The Gulf and Middle East situation remains the live grenade. The continued disruption around the Strait of Hormuz is all that matters. Hence, all those clever economic forecasts I’m receiving daily in my mailbox are going straight into the bin.
Gold is weaker, but it’s not collapsing. Gold is not just about inflation anymore. It is about trust – trust in governments, currencies, central banks, and the ability of politicians not to make a complete pig’s breakfast of things. On that score, gold still has a decent argument; you just need to pick a level where to add.
Bitcoin is more complicated. I like the idea, I respect the price action, but I still do not fully trust the behaviour. It wants to be digital gold, but too often it behaves like a leveraged tech stock wearing a hoodie. When liquidity is flowing and risk appetite is strong, Bitcoin looks clever. When markets wobble, it often remembers it is still a speculative asset.
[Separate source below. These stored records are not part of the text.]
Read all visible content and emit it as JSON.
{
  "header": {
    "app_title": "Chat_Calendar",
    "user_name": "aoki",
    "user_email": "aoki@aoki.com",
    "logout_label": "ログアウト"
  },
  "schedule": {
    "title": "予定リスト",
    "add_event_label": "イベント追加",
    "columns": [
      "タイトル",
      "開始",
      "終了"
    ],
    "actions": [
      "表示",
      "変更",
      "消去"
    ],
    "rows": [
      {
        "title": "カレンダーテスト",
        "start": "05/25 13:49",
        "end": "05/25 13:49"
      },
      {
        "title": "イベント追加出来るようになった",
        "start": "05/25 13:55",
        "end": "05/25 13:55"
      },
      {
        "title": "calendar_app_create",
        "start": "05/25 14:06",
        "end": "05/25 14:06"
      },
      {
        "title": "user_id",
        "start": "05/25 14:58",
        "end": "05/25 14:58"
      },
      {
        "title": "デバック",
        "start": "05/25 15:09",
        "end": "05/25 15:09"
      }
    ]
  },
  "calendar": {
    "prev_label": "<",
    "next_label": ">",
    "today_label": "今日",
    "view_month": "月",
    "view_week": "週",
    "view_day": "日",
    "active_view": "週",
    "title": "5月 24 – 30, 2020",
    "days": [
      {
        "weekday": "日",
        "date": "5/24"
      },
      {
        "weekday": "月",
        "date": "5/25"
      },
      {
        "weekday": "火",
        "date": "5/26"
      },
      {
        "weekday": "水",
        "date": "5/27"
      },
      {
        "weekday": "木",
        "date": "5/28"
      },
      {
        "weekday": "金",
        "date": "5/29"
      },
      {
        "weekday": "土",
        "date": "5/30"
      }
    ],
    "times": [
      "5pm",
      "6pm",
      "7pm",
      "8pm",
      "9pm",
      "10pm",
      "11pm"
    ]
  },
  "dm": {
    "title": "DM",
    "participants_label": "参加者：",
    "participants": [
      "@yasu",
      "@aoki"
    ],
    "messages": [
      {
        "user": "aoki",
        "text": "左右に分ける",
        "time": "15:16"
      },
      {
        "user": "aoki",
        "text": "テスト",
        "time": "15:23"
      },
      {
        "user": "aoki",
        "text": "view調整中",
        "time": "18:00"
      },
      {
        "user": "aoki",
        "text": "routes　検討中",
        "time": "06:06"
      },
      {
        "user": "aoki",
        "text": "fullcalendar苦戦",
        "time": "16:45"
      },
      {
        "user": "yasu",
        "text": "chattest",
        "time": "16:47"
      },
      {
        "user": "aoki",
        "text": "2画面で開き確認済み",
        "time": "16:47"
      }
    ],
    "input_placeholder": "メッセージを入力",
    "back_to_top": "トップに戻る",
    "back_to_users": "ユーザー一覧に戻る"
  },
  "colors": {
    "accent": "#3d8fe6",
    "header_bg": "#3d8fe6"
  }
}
Anyone calling it a safe haven needs to have a cold shower and read a chart.
So, what does this all mean for speculators? Don’t be crazy. That is the technical term. US equities can still rise, but they are no longer cheap or innocent. The FTSE may offer value, but with a lot of political baggage attached. The dollar remains the default hiding place. Oil is the troublemaker. Gold is the insurance policy. Bitcoin is still the punt with the best marketing department in finance.
At 69, I may be old enough to know better, but I am also old enough to know markets rarely reward complacency. When you think you know what’s going on, there is always someone trying to get in your pocket to relieve you of your wallet.
So, when politicians tell you they have everything under control, stand back, pour yourself a stiff drink, and look for a product with a set-up truly worthy of speculating in. One which is less likely to be destroyed by some overnight, knee-jerk, political decision.
Please note the political opinions expressed above are those of the author himself, and do not necessarily reflect the opinions of JP Fund Services AS.